Arşiv Anasayfa Hayata Dair.
Sayfalar: 1
Güney Aslan Adli Yazarin Yazdiklari.. By: Mavi_Kiyamet Date: November 14, 2009, 02:15:12 AM
Sesim karada ölürse, alın denize götürün,
kıyıda öylece bırakın...
Rüzgarda, dalgada ve karada arayın beni….*


Ülkemden kaçmak; kaçıp kurtulmak istiyordum...

Buraya geldiğimde ise biran önce geri dönmek; geride bıraktıklarıma yeniden kavuşmak istiyor, bunun özlemiyle yanıp tutuşuyordum.
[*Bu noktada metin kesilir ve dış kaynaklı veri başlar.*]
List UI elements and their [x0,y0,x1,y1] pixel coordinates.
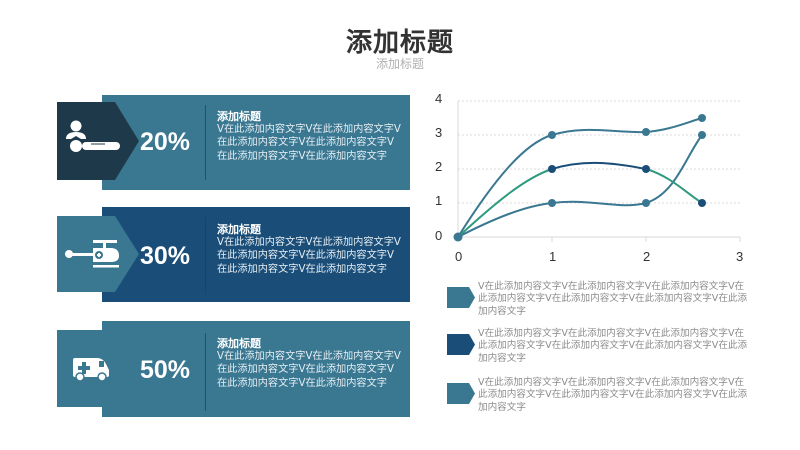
card-panel [102,95,410,190]
page-title: 添加标题 [345,28,454,58]
legend-item-2: V在此添加内容文字V在此添加内容文字V在此添加内容文字V在此添加内容文字V在此添… [447,328,757,372]
card-heading: 添加标题 [217,110,261,123]
legend-text: V在此添加内容文字V在此添加内容文字V在此添加内容文字V在此添加内容文字V在此添… [478,377,748,413]
card-panel [102,321,410,417]
card-body: V在此添加内容文字V在此添加内容文字V在此添加内容文字V在此添加内容文字V在此添… [217,124,401,162]
x-tick: 2 [643,249,651,264]
series-2-markers [548,165,706,207]
card-side-block [57,330,139,407]
series-1-markers [548,114,706,139]
divider [205,333,206,411]
y-tick: 4 [435,91,443,106]
origin-marker [453,232,463,242]
y-tick: 2 [435,159,443,174]
series-1-line [457,117,703,238]
series-2-line-b [551,161,647,170]
card-panel [102,207,410,302]
series-2-line-c [645,168,703,204]
divider [205,217,206,294]
arrow-marker-icon [447,287,475,308]
series-3-markers [548,131,706,207]
percent-value: 30% [140,242,191,270]
arrow-marker-icon [447,334,475,355]
page-subtitle: 添加标题 [375,57,424,71]
card-text: 添加标题 V在此添加内容文字V在此添加内容文字V在此添加内容文字V在此添加内容文… [217,337,403,390]
percent-value: 20% [140,128,191,156]
x-tick: 0 [455,249,463,264]
gridlines [458,100,740,204]
helicopter-icon [65,240,119,268]
x-tick: 1 [549,249,557,264]
chart-plot-area [453,100,741,242]
y-tick: 1 [435,193,443,208]
card-body: V在此添加内容文字V在此添加内容文字V在此添加内容文字V在此添加内容文字V在此添… [217,351,401,389]
ambulance-icon [73,358,109,382]
card-heading: 添加标题 [217,223,261,236]
cpr-person-icon [66,120,120,152]
percent-value: 50% [140,356,191,384]
card-side-block [57,216,139,292]
x-tick: 3 [736,249,744,264]
legend-item-1: V在此添加内容文字V在此添加内容文字V在此添加内容文字V在此添加内容文字V在此添… [447,281,757,325]
arrow-marker-icon [447,383,475,404]
card-heading: 添加标题 [217,337,261,350]
legend-text: V在此添加内容文字V在此添加内容文字V在此添加内容文字V在此添加内容文字V在此添… [478,281,748,317]
card-text: 添加标题 V在此添加内容文字V在此添加内容文字V在此添加内容文字V在此添加内容文… [217,223,403,276]
card-side-block [57,102,139,180]
series-2-line-a [457,168,553,238]
legend-text: V在此添加内容文字V在此添加内容文字V在此添加内容文字V在此添加内容文字V在此添… [478,328,748,364]
series-3-line [457,134,703,238]
legend-item-3: V在此添加内容文字V在此添加内容文字V在此添加内容文字V在此添加内容文字V在此添… [447,377,757,421]
divider [205,105,206,180]
card-text: 添加标题 V在此添加内容文字V在此添加内容文字V在此添加内容文字V在此添加内容文… [217,110,403,163]
line-chart: 4 3 2 1 0 0 1 2 3 [425,88,760,273]
y-tick: 0 [435,228,443,243]
y-tick: 3 [435,125,443,140]
card-body: V在此添加内容文字V在此添加内容文字V在此添加内容文字V在此添加内容文字V在此添… [217,237,401,275]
Sürgünde olduğumu, buradan başka gidecek bir yerimin olmadığını, bir yere gidemeyeceğim gibi geri de dönemeyeceğimi anladığımda ise çok geç kalmıştım.
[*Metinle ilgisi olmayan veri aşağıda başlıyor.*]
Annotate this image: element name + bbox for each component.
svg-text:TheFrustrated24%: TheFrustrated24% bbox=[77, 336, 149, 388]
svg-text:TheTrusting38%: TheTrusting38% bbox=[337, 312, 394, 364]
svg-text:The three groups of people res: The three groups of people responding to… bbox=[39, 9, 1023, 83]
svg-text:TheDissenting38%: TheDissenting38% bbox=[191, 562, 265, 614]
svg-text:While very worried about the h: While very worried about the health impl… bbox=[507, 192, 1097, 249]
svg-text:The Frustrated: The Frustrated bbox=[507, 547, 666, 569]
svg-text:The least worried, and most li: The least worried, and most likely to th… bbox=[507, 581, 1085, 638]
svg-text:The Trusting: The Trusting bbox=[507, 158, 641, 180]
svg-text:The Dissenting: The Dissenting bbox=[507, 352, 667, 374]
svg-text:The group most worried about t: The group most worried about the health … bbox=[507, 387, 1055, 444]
İş işten geçmiş, sürgün acısını içime ‘ruhsal arıza’ koduyla yerleştirmiştim.

Ülkesiz ve kimsesiz kalmış,‘göçmen’ damgasını yemiş, dünyanın ’öteki’si, sığındığım ülkenin’zenci’si, yalnızlığımın kölesi haline gelmiştim...
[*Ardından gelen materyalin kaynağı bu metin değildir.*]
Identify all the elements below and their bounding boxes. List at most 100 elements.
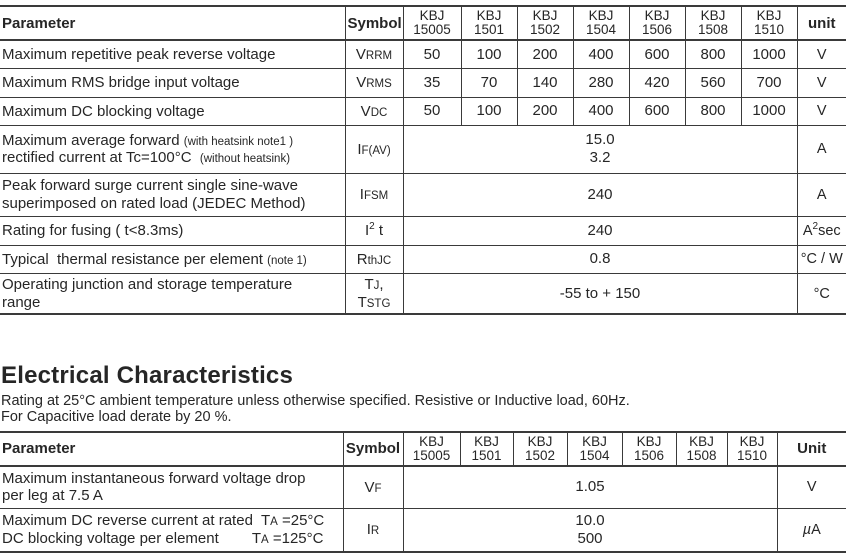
value-cell: 70 — [461, 68, 518, 98]
column-header-model: KBJ 1501 — [460, 430, 514, 468]
text-run: T — [357, 293, 367, 311]
section-subtitle-line2: For Capacitive load derate by 20 %. — [1, 409, 232, 426]
text-run: T — [364, 276, 374, 294]
value-cell: 1000 — [741, 40, 798, 69]
text-run: Maximum DC blocking voltage — [2, 102, 205, 120]
parameter-cell: Maximum average forward (with heatsink n… — [0, 125, 346, 174]
table-row: Maximum DC reverse current at rated TA =… — [0, 508, 846, 553]
value-cell: 1000 — [741, 97, 798, 126]
electrical-characteristics-title: Electrical Characteristics — [1, 362, 294, 390]
value-cell: 600 — [629, 40, 686, 69]
text-run: Maximum DC reverse current at rated T — [2, 512, 271, 530]
parameter-cell: Maximum instantaneous forward voltage dr… — [0, 466, 344, 509]
value-cell: 200 — [517, 40, 574, 69]
text-run: V — [364, 478, 375, 496]
symbol-cell: VRRM — [345, 40, 404, 69]
value-cell-merged: 10.0 500 — [403, 508, 778, 553]
text-run: R — [370, 525, 380, 538]
column-header-parameter: Parameter — [0, 430, 344, 468]
text-run: A — [270, 516, 278, 529]
text-run: I — [357, 140, 362, 158]
value-cell: 100 — [461, 97, 518, 126]
text-run: R — [356, 250, 368, 268]
symbol-cell: IF(AV) — [345, 125, 404, 174]
value-cell-merged: -55 to + 150 — [403, 273, 798, 316]
parameter-cell: Maximum RMS bridge input voltage — [0, 68, 346, 98]
value-cell: 560 — [685, 68, 742, 98]
parameter-cell: Maximum DC blocking voltage — [0, 97, 346, 126]
symbol-cell: VF — [343, 466, 404, 509]
text-run: DC — [370, 106, 388, 119]
column-header-unit: unit — [797, 4, 846, 42]
value-cell: 420 — [629, 68, 686, 98]
table-row: Peak forward surge current single sine-w… — [0, 173, 846, 217]
symbol-cell: RthJC — [345, 245, 404, 274]
text-run: thJC — [367, 254, 392, 267]
value-cell: 50 — [403, 97, 462, 126]
text-run: 2 — [812, 221, 819, 233]
text-run: =25°C — [277, 512, 325, 530]
unit-cell: V — [797, 97, 846, 126]
value-cell: 400 — [573, 40, 630, 69]
text-run: A — [811, 521, 821, 538]
text-run: (without heatsink) — [199, 153, 291, 166]
column-header-model: KBJ 1504 — [567, 430, 623, 468]
parameter-cell: Operating junction and storage temperatu… — [0, 273, 346, 316]
text-run: , — [379, 276, 384, 294]
symbol-cell: IFSM — [345, 173, 404, 217]
column-header-model: KBJ 1501 — [461, 4, 518, 42]
text-run: F — [374, 482, 382, 495]
value-cell-merged: 240 — [403, 216, 798, 246]
text-run: °C — [813, 285, 830, 302]
column-header-model: KBJ 1510 — [741, 4, 798, 42]
table-row: Maximum repetitive peak reverse voltage V… — [0, 40, 846, 69]
value-cell-merged: 0.8 — [403, 245, 798, 274]
maximum-ratings-table: Parameter Symbol KBJ 15005 KBJ 1501 KBJ 1502 KBJ… — [0, 4, 846, 316]
unit-cell: °C — [797, 273, 846, 316]
text-run: per leg at 7.5 A — [2, 487, 103, 505]
value-cell: 50 — [403, 40, 462, 69]
value-cell: 280 — [573, 68, 630, 98]
text-run: A — [816, 186, 827, 203]
value-cell-merged: 15.0 3.2 — [403, 125, 798, 174]
text-run: DC blocking voltage per element T — [2, 529, 262, 547]
text-run: Operating junction and storage temperatu… — [2, 275, 293, 293]
electrical-characteristics-table: Parameter Symbol KBJ 15005 KBJ 1501 KBJ 1502 KBJ… — [0, 430, 846, 553]
column-header-model: KBJ 1502 — [517, 4, 574, 42]
unit-cell: A2sec — [797, 216, 846, 246]
text-run: Maximum instantaneous forward voltage dr… — [2, 469, 306, 487]
text-run: J — [373, 280, 380, 293]
unit-cell: V — [797, 68, 846, 98]
value-cell-merged: 240 — [403, 173, 798, 217]
text-run: I — [359, 186, 364, 204]
text-run: V — [816, 46, 827, 63]
value-cell: 800 — [685, 40, 742, 69]
text-run: 2 — [369, 221, 375, 233]
text-run: RMS — [366, 78, 392, 91]
value-cell: 600 — [629, 97, 686, 126]
unit-cell: µA — [777, 508, 846, 553]
column-header-model: KBJ 1506 — [622, 430, 677, 468]
datasheet-page: Parameter Symbol KBJ 15005 KBJ 1501 KBJ 1502 KBJ… — [0, 4, 846, 553]
text-run: FSM — [363, 190, 389, 203]
text-run: V — [816, 103, 827, 120]
column-header-model: KBJ 15005 — [403, 430, 461, 468]
parameter-cell: Maximum repetitive peak reverse voltage — [0, 40, 346, 69]
text-run: (with heatsink note1 ) — [183, 135, 294, 148]
column-header-model: KBJ 1506 — [629, 4, 686, 42]
unit-cell: V — [777, 466, 846, 509]
text-run: sec — [818, 222, 841, 239]
text-run: V — [356, 74, 367, 92]
column-header-model: KBJ 1502 — [513, 430, 568, 468]
text-run: V — [355, 45, 366, 63]
text-run: °C / W — [800, 251, 843, 268]
value-cell: 35 — [403, 68, 462, 98]
value-cell: 800 — [685, 97, 742, 126]
unit-cell: °C / W — [797, 245, 846, 274]
text-run: STG — [366, 297, 391, 310]
value-cell: 140 — [517, 68, 574, 98]
unit-cell: V — [797, 40, 846, 69]
text-run: A — [802, 222, 813, 239]
text-run: A — [261, 533, 269, 546]
text-run: =125°C — [268, 529, 324, 547]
Dayanılmaz bir azabı ve korkunç bir ızdırabı ülkemden kaçmak, kaçarak hayatımı kurtarnak umuduyla ruhuma yüklemiş, ruhumu sürgün yarasının acısıyla lime lime etmiştim.

Özlemle, tepkiyle ve hüzünle geçen yıllarda ülkesiz ve kimsesiz kalmış olmanın yarattığı duygusal ezikliğin altında işte böyle; inim inim inledim.

Birbiri ardına geçen yılların her gününü geri döneceğim günün boş hayaliyle geçirdim.

Ömrümün önemli bir kısmını sadece özleyerek ve hüzünlerek tükettim.

O yıllarda dönüş gününe dair hayallerimi iğne deliğinden geçirir gibi hergün yüreğimin derinliğinden geçiriyor, sihirli bir kolyeye dizer gibi her gece hüzünlü beklentilerime diziyor, başımı yastığa öyle koyuyordum.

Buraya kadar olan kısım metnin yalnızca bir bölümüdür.